Sign in to view source links and access this dataset
Description
Nemotron-SFT-SWE-v3 is a software engineering instruction tuning dataset designed to advance the capabilities of LLMs on SWE-Bench style tasks. It includes agentic trajectories collected using a variety of agent harnesses, including the OpenHands, SWE-agent, and mini-SWE-agent frameworks. The dataset was created by NVIDIA Corporation on 2026-06 04 and is ready for commercial use.
Use Cases
Fine-tuning language models for software engineering tasks based on the described SWE-Bench style instruction data.
Training agentic models for code generation and problem-solving based on the collected agent trajectories.
Benchmarking model performance on software engineering challenges based on the dataset's instruction tuning focus.

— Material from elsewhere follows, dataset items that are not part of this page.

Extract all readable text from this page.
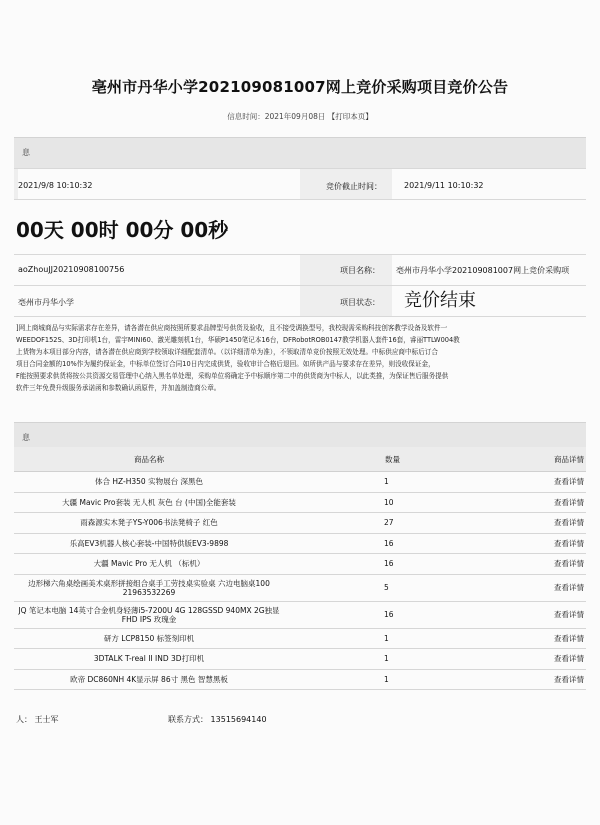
亳州市丹华小学202109081007网上竞价采购项目竞价公告
信息时间：2021年09月08日 【打印本页】
息
2021/9/8 10:10:32	竞价截止时间：	2021/9/11 10:10:32
00天 00时 00分 00秒
aoZhouJJ20210908100756	项目名称： 亳州市丹华小学202109081007网上竞价采购项
亳州市丹华小学	项目状态： 竞价结束
]网上商城商品与实际需求存在差异，请各潜在供应商按照所要求品牌型号供货及验收，且不接受调换型号，我校现需采购科技创客教学设备及软件一
WEEDOF152S、3D打印机1台，雷宇MINI60、激光雕刻机1台，华硕P1450笔记本16台，DFRobotROB0147教学机器人套件16套，睿丽TTLW004教
上货物为本项目部分内容，请各潜在供应商到学校领取详细配套清单。（以详细清单为准），不领取清单竞价按照无效处理。中标供应商中标后订合
项目合同金额的10%作为履约保证金，中标单位签订合同10日内完成供货，验收审计合格后退回。如所供产品与要求存在差异，则没收保证金，
F能按照要求供货将按公共资源交易管理中心纳入黑名单处理，采购单位将确定予中标顺序第二中的供货商为中标人，以此类推，为保证售后服务提供
软件三年免费升级服务承诺函和参数确认函原件，并加盖制造商公章。
息
商品名称		数量	商品详情
体合 HZ-H350 实物展台 深黑色		1	查看详情
大疆 Mavic Pro套装 无人机 灰色 台 (中国)全能套装		10	查看详情
雨森源实木凳子YS-Y006书法凳椅子 红色		27	查看详情
乐高EV3机器人核心套装-中国特供版EV3-9898		16	查看详情
大疆 Mavic Pro 无人机 （标机）		16	查看详情
边形梯六角桌绘画美术桌形拼接组合桌手工劳技桌实验桌 六边电脑桌100 21963532269		5	查看详情
JQ 笔记本电脑 14英寸合金机身轻薄i5-7200U 4G 128GSSD 940MX 2G独显 FHD IPS 玫瑰金		16	查看详情
研方 LCP8150 标签刻印机		1	查看详情
3DTALK T-real II IND 3D打印机		1	查看详情
欧帝 DC860NH 4K显示屏 86寸 黑色 智慧黑板		1	查看详情
人： 王士军	联系方式： 13515694140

Developing specialized coding assistants based on the commercial-use-ready, instruction-tuned examples.
Strengths
Designed specifically for advancing LLM capabilities on SWE-Bench style tasks.
Includes agentic trajectories collected using multiple frameworks: OpenHands, SWE-agent, and mini-SWE-agent.
Dataset is explicitly stated as ready for commercial use.
Limitations
Column-level documentation is absent; field semantics must be inferred after download.
Row count, file formats, and data size are unknown, which may limit suitability assessment.
Description metadata is limited; actual data quality requires manual inspection after download.
Provenance
Source
NVIDIA Corporation
Collection Method
Agentic trajectories collected using the OpenHands, SWE-agent, and mini-SWE-agent frameworks.
Time Range
Dataset creation date is 2026-06-04.
Freshness
Last updated 2026-06-06 00:24:01; freshness should be verified.
Geography
null
License is unknown and should be verified before use.